Waldschutz durch Pflanzenschutzmittel

Grunewald Auszeichnung Foto: Albrecht E. Arnold / pixelio.de

Nach einer aktuellen Meldung des Holzzentralblattes fordert der Naturschutzverband NABU ein sofortiges Verbot von Gifteinsätzen im Wald. Der Bund Deutscher Forstleute (BDF) wendet sich gegen das vom NABU pauschal geforderte Einsatzverbot von Pflanzenschutzmitteln im Wald. Forstleute und Waldbesitzer setzen diese Mittel äußerst sparsam und nur in Notfällen ein. Sensible Flächen werden darüber hinaus von vornherein ausgeklammert. Der Naturschutzverband suggeriert, dass im Wald unverantwortlich Gift versprüht werde. Das ist mitnichten der Fall. Jedoch müssen im Ernstfall Waldflächen vor der Zerstörung durch mehrmaligen Insektenfraß geschützt und Menschen vor gesundheitsschädigenden Allergenen bewahrt werden.

Nach einer aktuellen Meldung des Holzzentralblattes fordert der Naturschutzverband NABU ein sofortiges Verbot von Gifteinsätzen im Wald. Der NABU sähe die biologische Vielfalt durch großflächige Behandlungen in Gefahr. Insbesondere die Bekämpfung von Eichenprozessionsspinner und Kiefernspinner aus der Luft steht in der Kritik.

Erwähnt wird in der Meldung auch, dass wegen neuer Anwendungsbestimmungen nun die Bundesländer selbst über den Einsatz von Pflanzenschutzmitteln mit Luftfahrzeugen in Naturschutzgebieten bestimmen können.
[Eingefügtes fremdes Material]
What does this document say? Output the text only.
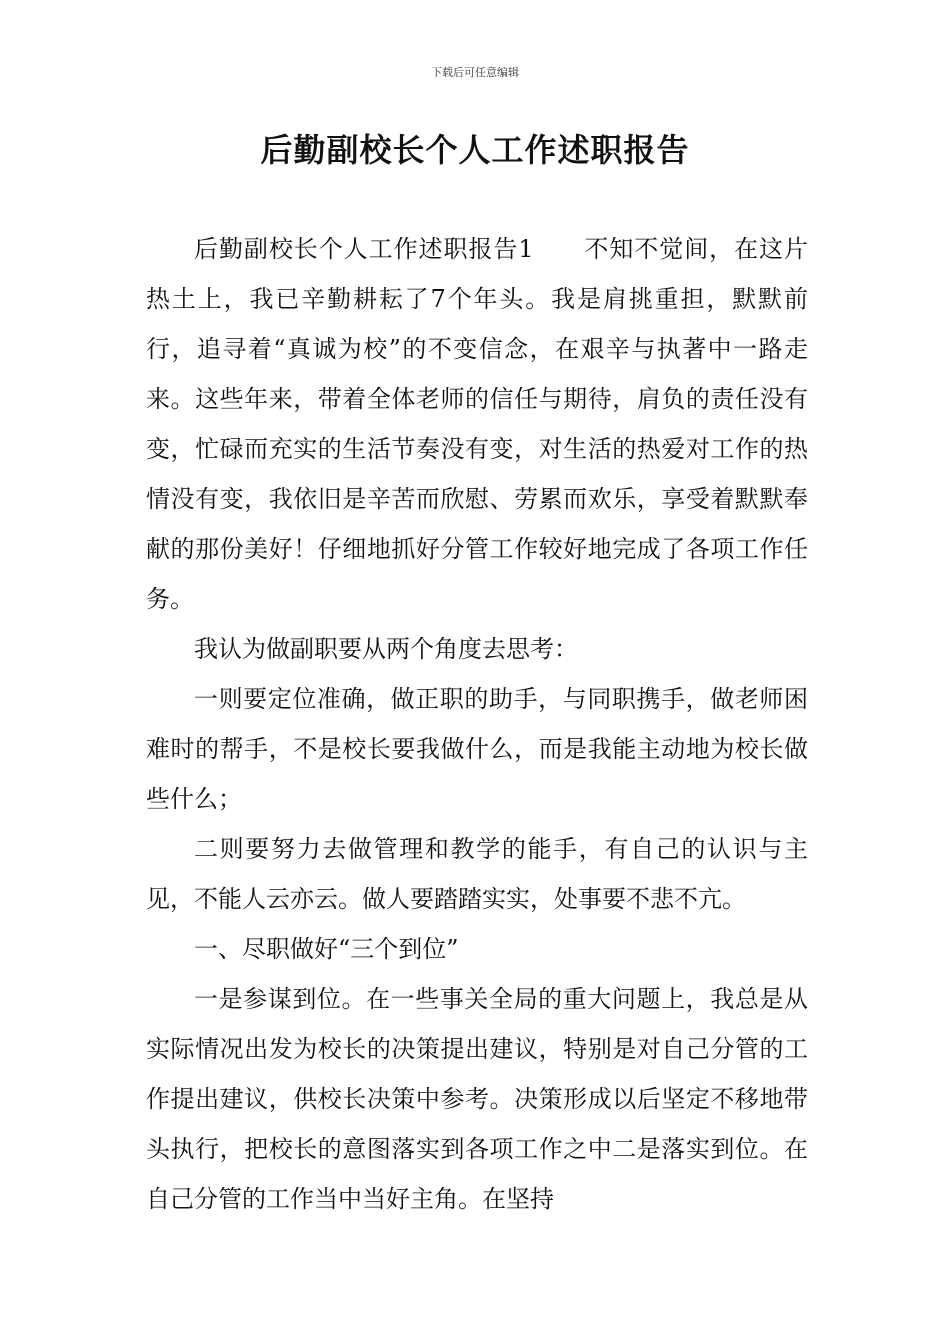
下载后可任意编辑
后勤副校长个人工作述职报告

后勤副校长个人工作述职报告1　　不知不觉间，在这片热土上，我已辛勤耕耘了7个年头。我是肩挑重担，默默前行，追寻着“真诚为校”的不变信念，在艰辛与执著中一路走来。这些年来，带着全体老师的信任与期待，肩负的责任没有变，忙碌而充实的生活节奏没有变，对生活的热爱对工作的热情没有变，我依旧是辛苦而欣慰、劳累而欢乐，享受着默默奉献的那份美好！仔细地抓好分管工作较好地完成了各项工作任务。

我认为做副职要从两个角度去思考：

一则要定位准确，做正职的助手，与同职携手，做老师困难时的帮手，不是校长要我做什么，而是我能主动地为校长做些什么；

二则要努力去做管理和教学的能手，有自己的认识与主见，不能人云亦云。做人要踏踏实实，处事要不悲不亢。

一、尽职做好“三个到位”

一是参谋到位。在一些事关全局的重大问题上，我总是从实际情况出发为校长的决策提出建议，特别是对自己分管的工作提出建议，供校长决策中参考。决策形成以后坚定不移地带头执行，把校长的意图落实到各项工作之中二是落实到位。在自己分管的工作当中当好主角。在坚持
Das Bundesamt für Naturschutz (BfN) hat hierzu gemeinsam mit dem Umweltbundesamt (UBA) naturschutzfachliche Hinweise in einem Informationspapier aktuell herausgebracht.

Der BDF verwehrt sich gegen die Darstellung des NABU, dass im Wald auf großen Flächen Gift versprüht werde.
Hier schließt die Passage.